For whatever the reason, Jackie didn't sign on the sweetspot of a baseball unless it was team signed. He always signed on a side panel and usually started at the very top which meant the tip of the pen skipped along the seams. I hesitate to say he "never" signed the sweet spot because I remember seeing this one from the early 2000s and to my knowledge it's the only one authenticated by JSA and PSA.
To my knowledge this is the only authentic Jackie Robinson single signed baseball on the sweet spot, dated 1966. (PSA)
Only a limited amount of Jackie Robinson single signed baseball are in existence and they have steadily increased in value. In fact, in the last 10 years prices have doubled from about $12,500 to $25,000. I can remember the live auctions from the 1980's and 90s when I could purchase them for $3,000 or less. Even in the early 2000s I bought several for only $5,000-$7,000.
(above) I owned this particular high grade single signed Jackie Robinson baseball which sold circa 2007 for $15,000. Today its worth $30,000 plus!
(above) This Mint 9 Graded single signed Jackie sold for over $100,000 in 2013. And it's on an Official AMERICAN League baseball. Imagine it was from his playing days on an Official NATIONAL League Baseball.

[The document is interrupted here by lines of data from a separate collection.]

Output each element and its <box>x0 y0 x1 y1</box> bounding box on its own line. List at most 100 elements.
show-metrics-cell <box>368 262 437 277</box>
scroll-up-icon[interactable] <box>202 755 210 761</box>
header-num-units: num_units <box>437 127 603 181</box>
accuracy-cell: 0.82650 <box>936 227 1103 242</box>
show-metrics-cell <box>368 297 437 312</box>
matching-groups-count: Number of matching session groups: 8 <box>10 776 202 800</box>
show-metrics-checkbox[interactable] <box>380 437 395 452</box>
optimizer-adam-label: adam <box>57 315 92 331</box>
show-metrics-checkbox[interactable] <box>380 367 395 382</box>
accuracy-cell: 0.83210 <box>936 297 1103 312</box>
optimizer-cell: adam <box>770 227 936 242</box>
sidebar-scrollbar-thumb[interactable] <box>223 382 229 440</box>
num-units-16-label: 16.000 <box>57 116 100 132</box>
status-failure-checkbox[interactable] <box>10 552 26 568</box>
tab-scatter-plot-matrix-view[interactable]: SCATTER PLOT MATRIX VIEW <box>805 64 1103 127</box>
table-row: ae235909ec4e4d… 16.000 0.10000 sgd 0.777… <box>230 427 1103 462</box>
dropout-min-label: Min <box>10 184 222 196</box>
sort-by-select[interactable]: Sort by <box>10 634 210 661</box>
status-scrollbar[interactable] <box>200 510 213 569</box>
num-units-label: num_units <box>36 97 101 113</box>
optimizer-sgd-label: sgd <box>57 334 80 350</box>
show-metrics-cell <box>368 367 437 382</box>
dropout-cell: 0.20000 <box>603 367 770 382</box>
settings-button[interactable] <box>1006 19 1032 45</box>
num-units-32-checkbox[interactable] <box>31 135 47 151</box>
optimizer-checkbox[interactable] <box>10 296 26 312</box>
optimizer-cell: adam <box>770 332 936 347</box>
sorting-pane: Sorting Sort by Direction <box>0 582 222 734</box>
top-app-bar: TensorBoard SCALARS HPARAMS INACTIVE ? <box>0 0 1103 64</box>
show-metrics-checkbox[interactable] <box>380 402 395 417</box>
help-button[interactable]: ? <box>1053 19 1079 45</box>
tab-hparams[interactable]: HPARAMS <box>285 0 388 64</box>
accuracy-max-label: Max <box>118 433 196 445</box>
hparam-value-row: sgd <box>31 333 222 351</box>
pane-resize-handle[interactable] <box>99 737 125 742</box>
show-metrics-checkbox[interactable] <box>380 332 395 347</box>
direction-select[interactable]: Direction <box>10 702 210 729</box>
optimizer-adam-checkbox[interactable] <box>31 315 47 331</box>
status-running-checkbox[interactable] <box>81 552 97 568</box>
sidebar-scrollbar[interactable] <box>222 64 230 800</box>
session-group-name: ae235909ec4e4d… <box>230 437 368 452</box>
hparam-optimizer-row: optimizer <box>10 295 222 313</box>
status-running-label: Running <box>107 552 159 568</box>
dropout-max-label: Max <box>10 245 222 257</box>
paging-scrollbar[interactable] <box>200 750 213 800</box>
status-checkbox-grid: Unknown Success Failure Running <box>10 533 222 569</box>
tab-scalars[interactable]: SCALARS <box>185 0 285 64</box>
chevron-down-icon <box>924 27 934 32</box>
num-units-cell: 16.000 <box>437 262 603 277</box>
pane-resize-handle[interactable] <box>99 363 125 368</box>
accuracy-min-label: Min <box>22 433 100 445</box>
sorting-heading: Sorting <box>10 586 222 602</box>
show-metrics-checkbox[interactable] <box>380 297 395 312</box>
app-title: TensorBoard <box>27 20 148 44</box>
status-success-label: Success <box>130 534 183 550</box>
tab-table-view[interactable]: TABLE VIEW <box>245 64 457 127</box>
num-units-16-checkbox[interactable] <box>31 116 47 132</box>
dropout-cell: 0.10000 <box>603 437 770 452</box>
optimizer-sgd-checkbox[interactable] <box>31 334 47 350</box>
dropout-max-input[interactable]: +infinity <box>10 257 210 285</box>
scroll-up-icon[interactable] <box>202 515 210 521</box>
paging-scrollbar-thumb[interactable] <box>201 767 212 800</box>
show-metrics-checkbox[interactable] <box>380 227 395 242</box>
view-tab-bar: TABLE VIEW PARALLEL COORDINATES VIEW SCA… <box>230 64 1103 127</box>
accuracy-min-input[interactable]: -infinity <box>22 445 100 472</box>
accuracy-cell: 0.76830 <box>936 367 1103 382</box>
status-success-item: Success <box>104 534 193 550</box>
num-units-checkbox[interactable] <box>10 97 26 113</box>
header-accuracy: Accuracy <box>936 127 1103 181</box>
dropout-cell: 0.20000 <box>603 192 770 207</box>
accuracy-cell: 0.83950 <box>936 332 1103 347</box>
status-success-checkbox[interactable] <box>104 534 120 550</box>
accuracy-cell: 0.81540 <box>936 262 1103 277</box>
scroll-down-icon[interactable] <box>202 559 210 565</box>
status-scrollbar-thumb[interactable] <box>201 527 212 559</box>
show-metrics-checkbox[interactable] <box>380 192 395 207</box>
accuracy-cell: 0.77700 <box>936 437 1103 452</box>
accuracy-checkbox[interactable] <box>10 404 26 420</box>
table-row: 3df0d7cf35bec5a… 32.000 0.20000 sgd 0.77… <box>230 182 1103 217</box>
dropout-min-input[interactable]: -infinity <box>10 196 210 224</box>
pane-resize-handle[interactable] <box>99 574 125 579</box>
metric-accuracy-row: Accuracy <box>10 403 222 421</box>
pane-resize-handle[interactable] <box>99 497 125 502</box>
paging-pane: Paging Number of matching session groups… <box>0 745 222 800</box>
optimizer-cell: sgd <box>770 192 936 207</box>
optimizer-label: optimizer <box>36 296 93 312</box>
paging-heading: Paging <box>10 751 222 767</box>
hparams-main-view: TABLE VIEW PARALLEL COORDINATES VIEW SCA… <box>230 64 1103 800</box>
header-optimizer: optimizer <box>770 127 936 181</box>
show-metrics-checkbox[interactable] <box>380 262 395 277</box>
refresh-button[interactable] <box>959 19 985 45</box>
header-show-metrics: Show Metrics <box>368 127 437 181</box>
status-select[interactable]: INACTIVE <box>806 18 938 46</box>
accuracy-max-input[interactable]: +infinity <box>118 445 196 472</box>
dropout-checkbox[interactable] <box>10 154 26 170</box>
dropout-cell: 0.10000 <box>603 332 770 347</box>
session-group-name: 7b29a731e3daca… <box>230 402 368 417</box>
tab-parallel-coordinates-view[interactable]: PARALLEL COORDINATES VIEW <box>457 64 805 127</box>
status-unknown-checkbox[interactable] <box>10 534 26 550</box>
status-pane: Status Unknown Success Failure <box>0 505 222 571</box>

So well documented are the pressures that Jackie Robinson was forced to deal with, given the time and societal circumstances during which he played. However, his brilliance on and off the field could not be ignored. We're certainly glad the baseball purists of the time recognized Jackie's impact, because it allows us to carry on baseball's rich tradition and honor the man who wore #42. It's tough to impress us here at Brigandi's, simply because we've seen so much. But that said, there's still something about Jackie Robinson's flowing signature that gets us excited and takes us back to that Golden Age.